This Week in Asia

The real reason a journalist's eye-roll captivated China

The ever-reliable eye-roll: a go-to sign for moments of exasperation, sarcasm or general "fed-upness". And while millions of them are rolled out every day, a deeper understanding of the facial expression's colourful lineage across Asia is far from commonplace. The eye-roll, along with its slightly more uninhibited cousin, the eye-pop, makes headlines regularly. Indeed, "eyes rolled" or "eye-popping" are cliches in the realm of political journalism. But in the physical world, a well-rehearsed eye-roll is a sight to behold.

Just last week, for example, a Chinese news reporter unleashed an epic eye-roll on another journalist during a staged interview at Beijing's Great Hall of the People. China Business News journalist Liang Xiangyi's dramatic, sweeping expression of exasperation at a tedious, toadying question to a government minister was replayed endlessly on social media as it went viral across the world. Beijing itself was moved to action, swiftly revoking the rogue eye-roller's accreditation.

WATCH: Chinese reporter's epic eye-roll

So why all the hubbub over a moving eyeball?

To some extent, we are natural born eye-rollers - the action is a simple way of looking at things we are interested in, or looking away when we are not. But there are deeper meanings to the physical action that are taught, learned and perfected later in life.

Eye-rolls have had these deeper meanings since at least the 16th century, though in those days they meant something quite different. William Shakespeare used the expression in his 1594 poem The Rape of Lucrece to create a moment of heady passion and lust. Much later in Maurice Sendak's 1963 Where the Wild Things Are, the relishing beasts "roll their terrible eyes" at the prospect of devouring young Max.

Dating well beyond the years of Sendak's children's book or Shakespeare's poem is the intricate world of Indian classical arts. According to Jukka O. Miettinen, from the Theatre Academy of the University of the Arts Helsinki, the ancient Hindu Sanskrit text Natya Shastra, on performance art, dictates 108 karanas or basic dance units, four ways of standing, 32 movements of the feet and hips, nine neck movements, seven eyebrow wiggles, 36 gazes, and dozens of symbolic hand gestures.

Performers would train daily in eye movements such as the Alokita, in which performers roll their eyeballs in a circular pattern, or the Saachi, in which they force their irises to opposite corners.

Similar moves in Sri Lanka, influenced by South Indian dances, take things a little further. In the island nation's Kandyan dances, performers would roll their eyes so far back only the whites could be seen. According to Miettinen, this gave an impression of ecstasy or of being in a trance.

These Hindu dances largely told the dramatic stories of myth and legend and as the culture spread from the Indian subcontinent across Asia, so too did many of the same movements.

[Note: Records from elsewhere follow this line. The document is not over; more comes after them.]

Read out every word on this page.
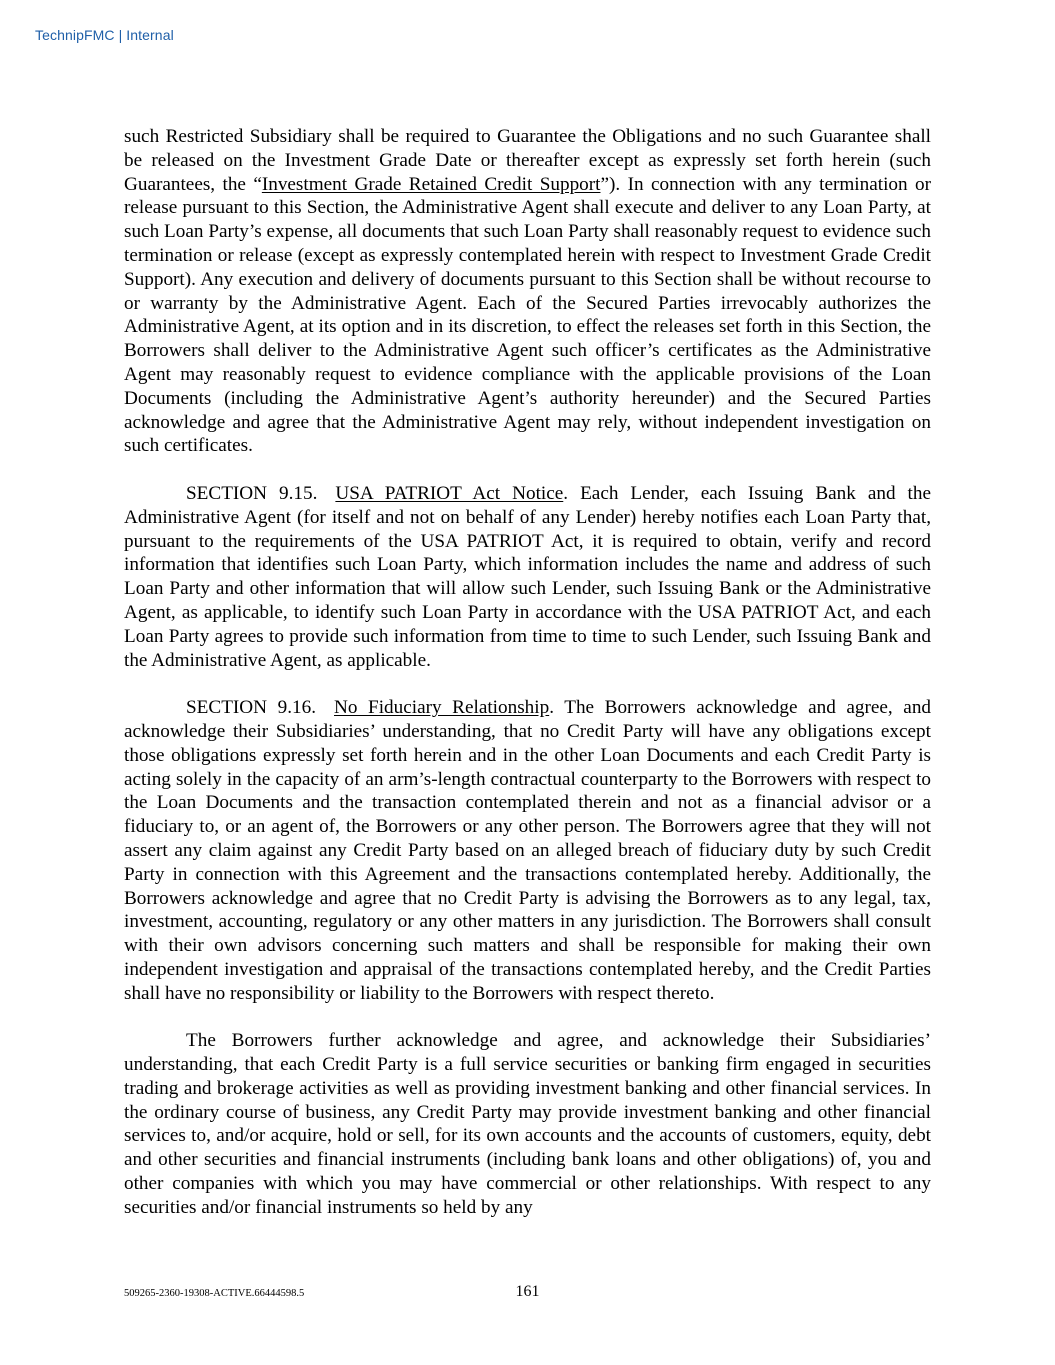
TechnipFMC | Internal

such Restricted Subsidiary shall be required to Guarantee the Obligations and no such Guarantee shall be released on the Investment Grade Date or thereafter except as expressly set forth herein (such Guarantees, the “Investment Grade Retained Credit Support”). In connection with any termination or release pursuant to this Section, the Administrative Agent shall execute and deliver to any Loan Party, at such Loan Party’s expense, all documents that such Loan Party shall reasonably request to evidence such termination or release (except as expressly contemplated herein with respect to Investment Grade Credit Support). Any execution and delivery of documents pursuant to this Section shall be without recourse to or warranty by the Administrative Agent. Each of the Secured Parties irrevocably authorizes the Administrative Agent, at its option and in its discretion, to effect the releases set forth in this Section, the Borrowers shall deliver to the Administrative Agent such officer’s certificates as the Administrative Agent may reasonably request to evidence compliance with the applicable provisions of the Loan Documents (including the Administrative Agent’s authority hereunder) and the Secured Parties acknowledge and agree that the Administrative Agent may rely, without independent investigation on such certificates.

SECTION 9.15. USA PATRIOT Act Notice. Each Lender, each Issuing Bank and the Administrative Agent (for itself and not on behalf of any Lender) hereby notifies each Loan Party that, pursuant to the requirements of the USA PATRIOT Act, it is required to obtain, verify and record information that identifies such Loan Party, which information includes the name and address of such Loan Party and other information that will allow such Lender, such Issuing Bank or the Administrative Agent, as applicable, to identify such Loan Party in accordance with the USA PATRIOT Act, and each Loan Party agrees to provide such information from time to time to such Lender, such Issuing Bank and the Administrative Agent, as applicable.

SECTION 9.16. No Fiduciary Relationship. The Borrowers acknowledge and agree, and acknowledge their Subsidiaries’ understanding, that no Credit Party will have any obligations except those obligations expressly set forth herein and in the other Loan Documents and each Credit Party is acting solely in the capacity of an arm’s-length contractual counterparty to the Borrowers with respect to the Loan Documents and the transaction contemplated therein and not as a financial advisor or a fiduciary to, or an agent of, the Borrowers or any other person. The Borrowers agree that they will not assert any claim against any Credit Party based on an alleged breach of fiduciary duty by such Credit Party in connection with this Agreement and the transactions contemplated hereby. Additionally, the Borrowers acknowledge and agree that no Credit Party is advising the Borrowers as to any legal, tax, investment, accounting, regulatory or any other matters in any jurisdiction. The Borrowers shall consult with their own advisors concerning such matters and shall be responsible for making their own independent investigation and appraisal of the transactions contemplated hereby, and the Credit Parties shall have no responsibility or liability to the Borrowers with respect thereto.

The Borrowers further acknowledge and agree, and acknowledge their Subsidiaries’ understanding, that each Credit Party is a full service securities or banking firm engaged in securities trading and brokerage activities as well as providing investment banking and other financial services. In the ordinary course of business, any Credit Party may provide investment banking and other financial services to, and/or acquire, hold or sell, for its own accounts and the accounts of customers, equity, debt and other securities and financial instruments (including bank loans and other obligations) of, you and other companies with which you may have commercial or other relationships. With respect to any securities and/or financial instruments so held by any

509265-2360-19308-ACTIVE.66444598.5	161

The Kebyar dance, one of the most embellished and spectacular in the culture's repertoire, is a dizzying display of eye rolls, jolts, pops and pauses. Meanwhile, the baris gede, or warrior dance, is a fearsome performance that conveys the fighters' moods in battle, from courage to fear and from doubt to determination.

"All the Peking Opera singers need to receive training in hand, eye, body movement, and steps [how to walk on stage]," he says.

"Normally they need years of training before they can perform in public.

"One typical example is that Mei Lanfang [one of the most famous Peking opera artists] trained his eye-rolling by raising a group of doves and following their movement in the sky to be agile and vivid in depicting the roles.

"I don't think anyone can perform without proper training in eye movement, so I'm sure even today they still need to go through the process - maybe not by watching doves, of course," he says.

Learning, understanding and using the aesthetic power of the eyes as a potent expressive form is a fulfilling element of Asian dance and culture, Cooper says. And contemporary choreographers in the region are still turning to these classical methods to get the mood across to audiences.

So while the journalist at last week's press briefing may have thought her eye-roll was little more than a momentary flutter, she was in fact channelling hundreds, if not thousands, of years of drama and performance in Asia.

It seems we, the audience, are still captivated.